Stand: 09.09.2026 • 19:42 Uhr

35 Jahre war er König von Norwegen. Nun ist Harald V. in Oslo beigesetzt worden. Mehr als 100.000 Menschen gaben ihm das letzte Geleit – und machten noch einmal deutlich, wie beliebt der König war.


Jana Sinram

Das Staatsbegräbnis beginnt mit 21 Salutschüssen zu Ehren des verstorbenen Königs. So will es die norwegische Tradition.

Als der Sarg von Harald V. um Punkt 12 Uhr das Schloss in Oslo verlässt, wird es plötzlich still auf dem Platz. Hunderte sind hierher gekommen, um ihrem König die letzte Ehre zu erweisen. Viele tragen Schwarz, manche warten hier schon seit 6 Uhr morgens.

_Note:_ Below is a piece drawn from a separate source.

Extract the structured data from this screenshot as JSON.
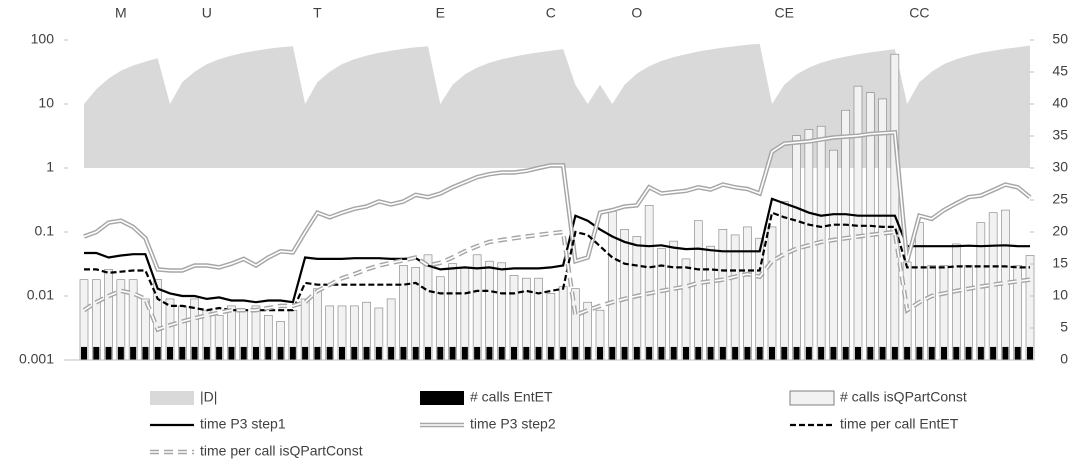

„Wir sind aus Bergen gekommen. Wir sind extra her geflogen. Ich wusste schon seit vielen Jahren: Wenn König Harald stirbt, dann möchte ich bei seiner letzten Reise dabei sein“, sagt eine der Wartenden. Ein Mann meint: „Er war unser König, und gleichzeitig sehr volksnah. Er war gewissermaßen ganz oben und gleichzeitig mitten unter uns Norwegern.“

„Für so viele von uns ein Vorbild“

Für einen der Trauernden hatte der Monarch eine besondere Bedeutung: „König Harald war für mich sehr inklusiv. Ich bin queer, und er hat uns Homosexuelle unterstützt. Er hat eine sehr bekannte Rede gehalten und darin ganz klar gesagt, dass Mädchen Mädchen lieben können, Jungen Jungen und Mädchen und Jungen einander. Dieser Satz hat mir sehr viel bedeutet.“

Eine Frau erklärt: „Ich will ihm meinen letzten Respekt erweisen. Der König war für so viele von uns ein Vorbild. Ich finde es wichtig, mir diese Zeit zu nehmen.“

Viele Menschen verfolgten den Tauerzug in der Innenstadt von Oslo.

Viele Staatsgäste bei der Trauerfeier

Respekt erweisen Harald auch Staatsgäste aus aller Welt. Durch ein Spalier aus Soldaten ziehen sie in einer Trauerprozession an den Menschen vorbei Richtung Domkirche. Direkt hinter dem Sarg gehen der neue König Haakon und seine Tochter Kronprinzessin Ingrid-Alexandra, sein Sohn Sverre Magnus und seine Schwester Märtha Louise.

Dahinter folgen die Könige von Schweden, Dänemark, Spanien und den Niederlanden sowie der britische Thronfolger Prinz William. Auch Bundespräsident Frank-Walter Steinmeier und der ukrainische Präsident Wolodymyr Selenskyj sind in dem Trauerzug dabei.

Haralds Witwe Königin Sonja und die neue Königin Mette-Marit werden im Auto zur Domkirche gefahren. Die Frau von König Haakon erholt sich von einer Lungentransplantation im Juni.

„Er hat Norwegen größer gemacht“

In einem bewegenden Trauergottesdienst nehmen norwegische und ausländische Gäste dann Abschied von Harald V., der 35 Jahre auf dem norwegischen Thron saß. Norwegens Ministerpräsident Jonas Gahr Støre erinnert daran, dass der Monarch die Begegnung mit den Menschen im Land geschätzt habe. Das habe sich auch in seinen Reden widergespiegelt.

Er hat Norwegen größer gemacht. Er sprach von einem ‚Wir‘ in Norwegen, in dem die Menschen füreinander einstehen, wo jeder Verantwortung für die Gemeinschaft trägt und alle den gleichen Wert haben.

Ministerpräsident Jonas Gahr Støre

In Gummistiefeln auf die Menschen zugegangen

Auch Parlamentspräsident Masud Gharakhani würdigt König Harald als jemanden, der für die Menschen da gewesen sei, wenn sie ihn am meisten brauchten: „König Harald war nah am Volk. Und er war ganz er selbst. Er scheute sich nicht, in seinen Gummistiefeln auf die Menschen zuzugehen.“

Nach dem Gottesdienst läuten in ganz Norwegen eine Stunde lang die Kirchenglocken. Und in Oslo beginnt die allerletzte Reise des verstorbenen Königs. Sein Sarg wird in die Festung Akershus gebracht. Im königlichen Mausoleum hat Harald V. von Norwegen nun die letzte Ruhestätte gefunden.